All subsequent requests attach it:

  • Fetch / API routesAuthorization: Bearer <token> header (via authFetch / authHeaders in web/lib/auth.ts).
  • SSE routes?_token=<token> query parameter (EventSource doesn't support custom headers).

Architecture

Browser
  └─ page.tsx  (dynamic, ssr:false)
       └─ SFAppShell
            ├─ WorkspaceChrome  — layout chrome, sidebar, status bar
            │    └─ 7 views  (see below)
            └─ CommandSurface — slash-command palette

Next.js API routes  (web/app/api/**/route.ts)
  └─ delegate to *-service.ts files in src/web/
       └─ bridge-service.ts  — per-CWD singleton sf subprocess (RPC over stdio)

bridge-service.ts spawns sf as a child process, speaks JSON-RPC over stdio, and multiplexes all API routes onto that single bridge.
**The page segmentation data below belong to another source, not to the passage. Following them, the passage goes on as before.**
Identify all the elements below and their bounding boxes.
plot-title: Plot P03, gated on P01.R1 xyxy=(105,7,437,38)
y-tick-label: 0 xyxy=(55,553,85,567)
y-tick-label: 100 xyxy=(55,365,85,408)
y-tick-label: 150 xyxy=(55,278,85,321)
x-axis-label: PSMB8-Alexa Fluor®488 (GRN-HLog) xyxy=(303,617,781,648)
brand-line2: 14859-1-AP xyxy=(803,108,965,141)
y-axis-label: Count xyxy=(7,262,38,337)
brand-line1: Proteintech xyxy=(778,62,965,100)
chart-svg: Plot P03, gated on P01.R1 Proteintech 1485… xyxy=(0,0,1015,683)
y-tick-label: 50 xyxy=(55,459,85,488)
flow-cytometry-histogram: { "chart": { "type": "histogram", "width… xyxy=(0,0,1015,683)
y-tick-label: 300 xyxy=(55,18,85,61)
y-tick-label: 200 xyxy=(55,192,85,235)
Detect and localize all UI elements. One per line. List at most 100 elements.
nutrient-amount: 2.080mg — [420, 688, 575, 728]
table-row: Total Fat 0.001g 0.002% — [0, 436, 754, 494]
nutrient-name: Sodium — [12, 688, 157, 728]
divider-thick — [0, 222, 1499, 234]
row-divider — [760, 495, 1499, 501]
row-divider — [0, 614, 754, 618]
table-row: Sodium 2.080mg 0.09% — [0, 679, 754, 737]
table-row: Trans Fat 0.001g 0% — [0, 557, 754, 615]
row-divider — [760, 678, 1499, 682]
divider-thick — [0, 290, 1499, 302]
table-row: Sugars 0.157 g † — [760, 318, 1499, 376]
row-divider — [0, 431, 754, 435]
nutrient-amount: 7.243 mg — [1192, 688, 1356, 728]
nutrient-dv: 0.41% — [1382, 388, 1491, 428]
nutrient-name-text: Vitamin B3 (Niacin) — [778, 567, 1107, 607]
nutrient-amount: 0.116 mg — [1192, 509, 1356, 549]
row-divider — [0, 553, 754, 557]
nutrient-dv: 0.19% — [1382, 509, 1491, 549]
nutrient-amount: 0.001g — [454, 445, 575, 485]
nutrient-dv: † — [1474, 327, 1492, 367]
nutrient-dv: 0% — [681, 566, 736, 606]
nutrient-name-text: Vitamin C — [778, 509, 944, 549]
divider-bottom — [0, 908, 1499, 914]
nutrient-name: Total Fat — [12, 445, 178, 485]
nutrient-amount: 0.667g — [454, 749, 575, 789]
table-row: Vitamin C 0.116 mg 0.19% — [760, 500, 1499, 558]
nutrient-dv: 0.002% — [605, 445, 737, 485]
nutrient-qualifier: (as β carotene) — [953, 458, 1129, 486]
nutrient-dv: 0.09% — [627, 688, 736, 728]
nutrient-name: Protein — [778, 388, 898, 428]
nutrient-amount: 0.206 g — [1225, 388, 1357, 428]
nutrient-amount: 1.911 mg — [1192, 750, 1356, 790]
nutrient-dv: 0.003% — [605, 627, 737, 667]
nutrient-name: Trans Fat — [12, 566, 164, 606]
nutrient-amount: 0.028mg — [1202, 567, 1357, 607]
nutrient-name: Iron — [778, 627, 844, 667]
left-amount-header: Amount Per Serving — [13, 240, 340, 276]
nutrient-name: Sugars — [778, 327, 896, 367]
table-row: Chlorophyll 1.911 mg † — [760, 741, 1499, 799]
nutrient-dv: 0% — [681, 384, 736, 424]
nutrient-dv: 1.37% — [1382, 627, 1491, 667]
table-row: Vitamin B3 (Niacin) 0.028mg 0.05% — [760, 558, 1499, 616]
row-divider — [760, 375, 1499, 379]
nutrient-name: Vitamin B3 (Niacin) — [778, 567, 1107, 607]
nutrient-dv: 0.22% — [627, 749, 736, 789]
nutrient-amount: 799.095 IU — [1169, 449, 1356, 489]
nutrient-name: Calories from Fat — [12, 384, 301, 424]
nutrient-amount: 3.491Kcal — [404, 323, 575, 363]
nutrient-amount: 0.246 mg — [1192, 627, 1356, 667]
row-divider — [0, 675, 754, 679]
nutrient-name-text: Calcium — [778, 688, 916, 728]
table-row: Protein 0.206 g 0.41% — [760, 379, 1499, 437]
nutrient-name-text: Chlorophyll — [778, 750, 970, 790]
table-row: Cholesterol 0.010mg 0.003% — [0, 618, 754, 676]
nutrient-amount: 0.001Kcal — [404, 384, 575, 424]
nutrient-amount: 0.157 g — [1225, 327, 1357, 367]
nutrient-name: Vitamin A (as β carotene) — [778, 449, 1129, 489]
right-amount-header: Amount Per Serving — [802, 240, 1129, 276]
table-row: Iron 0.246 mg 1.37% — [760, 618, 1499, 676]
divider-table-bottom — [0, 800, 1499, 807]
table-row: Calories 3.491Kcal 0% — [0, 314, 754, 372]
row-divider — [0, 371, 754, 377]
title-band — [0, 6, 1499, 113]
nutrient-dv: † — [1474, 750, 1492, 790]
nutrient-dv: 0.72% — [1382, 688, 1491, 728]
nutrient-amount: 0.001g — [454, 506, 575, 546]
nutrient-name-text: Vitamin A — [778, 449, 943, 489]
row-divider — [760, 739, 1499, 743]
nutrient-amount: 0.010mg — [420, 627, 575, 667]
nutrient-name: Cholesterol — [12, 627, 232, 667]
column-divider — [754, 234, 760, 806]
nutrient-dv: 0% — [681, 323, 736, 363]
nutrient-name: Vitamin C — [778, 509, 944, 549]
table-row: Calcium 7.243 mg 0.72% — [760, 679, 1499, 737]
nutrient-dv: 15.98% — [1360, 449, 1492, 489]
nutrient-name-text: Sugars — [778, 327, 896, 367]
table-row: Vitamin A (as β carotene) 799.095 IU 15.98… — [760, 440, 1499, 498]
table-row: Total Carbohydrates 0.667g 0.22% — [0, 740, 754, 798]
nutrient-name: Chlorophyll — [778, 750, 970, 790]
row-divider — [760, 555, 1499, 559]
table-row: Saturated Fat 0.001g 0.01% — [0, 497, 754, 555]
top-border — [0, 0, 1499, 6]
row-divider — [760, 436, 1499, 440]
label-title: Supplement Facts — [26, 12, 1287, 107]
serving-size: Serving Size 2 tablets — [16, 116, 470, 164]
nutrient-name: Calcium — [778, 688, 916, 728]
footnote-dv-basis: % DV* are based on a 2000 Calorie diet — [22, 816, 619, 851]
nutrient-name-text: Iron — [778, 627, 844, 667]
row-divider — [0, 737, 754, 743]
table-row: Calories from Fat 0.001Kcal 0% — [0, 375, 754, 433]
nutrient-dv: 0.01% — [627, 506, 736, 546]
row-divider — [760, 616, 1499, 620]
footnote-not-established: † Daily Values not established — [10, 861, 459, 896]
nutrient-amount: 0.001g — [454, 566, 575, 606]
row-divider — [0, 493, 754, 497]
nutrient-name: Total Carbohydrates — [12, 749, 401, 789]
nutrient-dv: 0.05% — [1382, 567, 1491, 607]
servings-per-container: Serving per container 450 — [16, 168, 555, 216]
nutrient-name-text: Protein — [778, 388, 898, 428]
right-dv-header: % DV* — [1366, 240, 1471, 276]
Auth is enforced before requests reach the bridge via requireProjectCwd() (which validates the token and resolves the CWD from SF_WEB_PROJECT_CWD).

The 7 views

View key Component Purpose
dashboard Dashboard Live project status, metrics, quick-start panel
chat ChatMode Conversational agent interface
power DualTerminal Full-screen split terminal (agent + shell)
roadmap Roadmap Milestone and slice plan explorer
files FilesView Project file browser with syntax highlighting
activity ActivityView Event log and session history
visualize VisualizerView Dependency graph and architecture visualizer

Adding a new API route

  1. Create web/app/api/<name>/route.ts that calls requireProjectCwd(request) for auth/CWD resolution, then delegates to a service:
// web/app/api/my-feature/route.ts
import { requireProjectCwd } from "../../../../src/web/bridge-service.ts";
import { collectMyFeatureData } from "../../../../src/web/my-feature-service.ts";

export const runtime = "nodejs";
export const dynamic = "force-dynamic";

export async function GET(request: Request): Promise<Response> {
  const projectCwd = requireProjectCwd(request);
  const data = await collectMyFeatureData(projectCwd);
  return Response.json(data, { headers: { "Cache-Control": "no-store" } });
}
  1. Implement src/web/my-feature-service.ts with the actual logic (may call the bridge or read disk directly).

Tests

Tests for web utilities live in web/lib/__tests__/ and run via Vitest:

npx vitest run web/lib --config vitest.config.ts

Note: co-located *.test.ts files inside web/ outside of __tests__/ subdirectories are silently skipped by the root Vitest config. Always place web tests under web/lib/__tests__/.